Giant pilasters of the Composite order rise across the first and second floors, with those framing the entrance range paired. The entablature to the pilasters is continuous with that of the entire terrace, except that the projecting cornice was removed from the bay when the attic windows were lengthened. Plain pilasters are applied to the attic storey on the axes of the giant order below, with the parapet above each attic pilaster projecting to form a short socle topped by an antefix finial. Instead of the first-floor balcony found on other units, first-floor windows including those on the return have individual cast-iron balconettes.
The design extends around the return, where coupled giant pilasters appear at the corner and bay, with single pilasters defining the remaining window ranges. A full-height segmental bay rises through the fourth- and fifth-window ranges. The second-window range is blocked. Giant pilasters are used again on number 14, where the facade is treated as a tetrastyle portico with a corresponding attic pilastrade. The entrance is reached up steps, enclosed by a distyle in antis porch of fluted Doric columns, with two side walls between antae and responds each pierced by one window. The entablature frieze features laurel wreaths.

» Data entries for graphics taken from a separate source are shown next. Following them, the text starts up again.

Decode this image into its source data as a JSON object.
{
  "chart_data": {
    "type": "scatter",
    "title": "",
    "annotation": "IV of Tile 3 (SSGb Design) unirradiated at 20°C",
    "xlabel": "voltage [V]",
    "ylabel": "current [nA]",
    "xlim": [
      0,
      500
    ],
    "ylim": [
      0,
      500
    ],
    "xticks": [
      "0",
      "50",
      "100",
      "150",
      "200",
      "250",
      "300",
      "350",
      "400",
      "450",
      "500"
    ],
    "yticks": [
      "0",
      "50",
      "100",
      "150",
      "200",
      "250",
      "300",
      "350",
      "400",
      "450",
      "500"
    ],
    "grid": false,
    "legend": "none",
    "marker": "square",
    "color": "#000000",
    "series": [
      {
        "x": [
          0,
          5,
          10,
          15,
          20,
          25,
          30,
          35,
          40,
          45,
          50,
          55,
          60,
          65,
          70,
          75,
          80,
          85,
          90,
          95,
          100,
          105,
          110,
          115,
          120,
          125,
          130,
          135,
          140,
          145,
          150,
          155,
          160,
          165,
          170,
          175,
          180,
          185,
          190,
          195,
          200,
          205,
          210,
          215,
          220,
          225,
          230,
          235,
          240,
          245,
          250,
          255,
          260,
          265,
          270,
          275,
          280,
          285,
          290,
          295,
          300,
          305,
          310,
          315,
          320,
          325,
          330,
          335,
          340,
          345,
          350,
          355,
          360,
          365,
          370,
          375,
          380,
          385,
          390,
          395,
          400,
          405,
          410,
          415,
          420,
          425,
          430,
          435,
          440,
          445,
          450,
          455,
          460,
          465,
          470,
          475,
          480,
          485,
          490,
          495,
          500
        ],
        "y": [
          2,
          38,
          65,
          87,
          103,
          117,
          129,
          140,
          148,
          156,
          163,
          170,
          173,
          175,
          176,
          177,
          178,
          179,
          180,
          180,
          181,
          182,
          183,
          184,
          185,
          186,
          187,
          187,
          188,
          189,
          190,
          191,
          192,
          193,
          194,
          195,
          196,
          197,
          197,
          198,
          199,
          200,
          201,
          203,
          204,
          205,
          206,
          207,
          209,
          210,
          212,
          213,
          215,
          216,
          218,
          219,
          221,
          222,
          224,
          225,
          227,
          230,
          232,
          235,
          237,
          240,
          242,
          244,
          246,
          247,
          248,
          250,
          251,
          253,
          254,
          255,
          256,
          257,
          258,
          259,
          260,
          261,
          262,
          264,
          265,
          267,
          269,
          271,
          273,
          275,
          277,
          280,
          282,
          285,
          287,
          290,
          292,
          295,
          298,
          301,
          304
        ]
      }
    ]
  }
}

Verandahs above porches have all been glazed during the 20th century except for number 4, where the verandah has been removed entirely. All units have four-panel doors of early to mid 19th century design. Entrance porches have been removed from numbers 1 to 4. Only a few sashes of original design remain: four-over-four to the ground floor of numbers 2, 3, 8, 9 and 10; two-over-two to the second floor of numbers 2, 3, 8 and 9; and two-over-two to the attic of number 8. Number 1 is currently undergoing restoration. Stacks are present to party and end walls.
Railings enclose stairs and areas. The interior was not inspected.
Chichester House, initially not considered part of the terrace or the broader development, was completed by 1832 and stood independently for some time. It was used as a young gentleman's academy and from 1938 to 1944 served as the home of novelist David Llewellyn Murray, an important member of Brighton's literary community.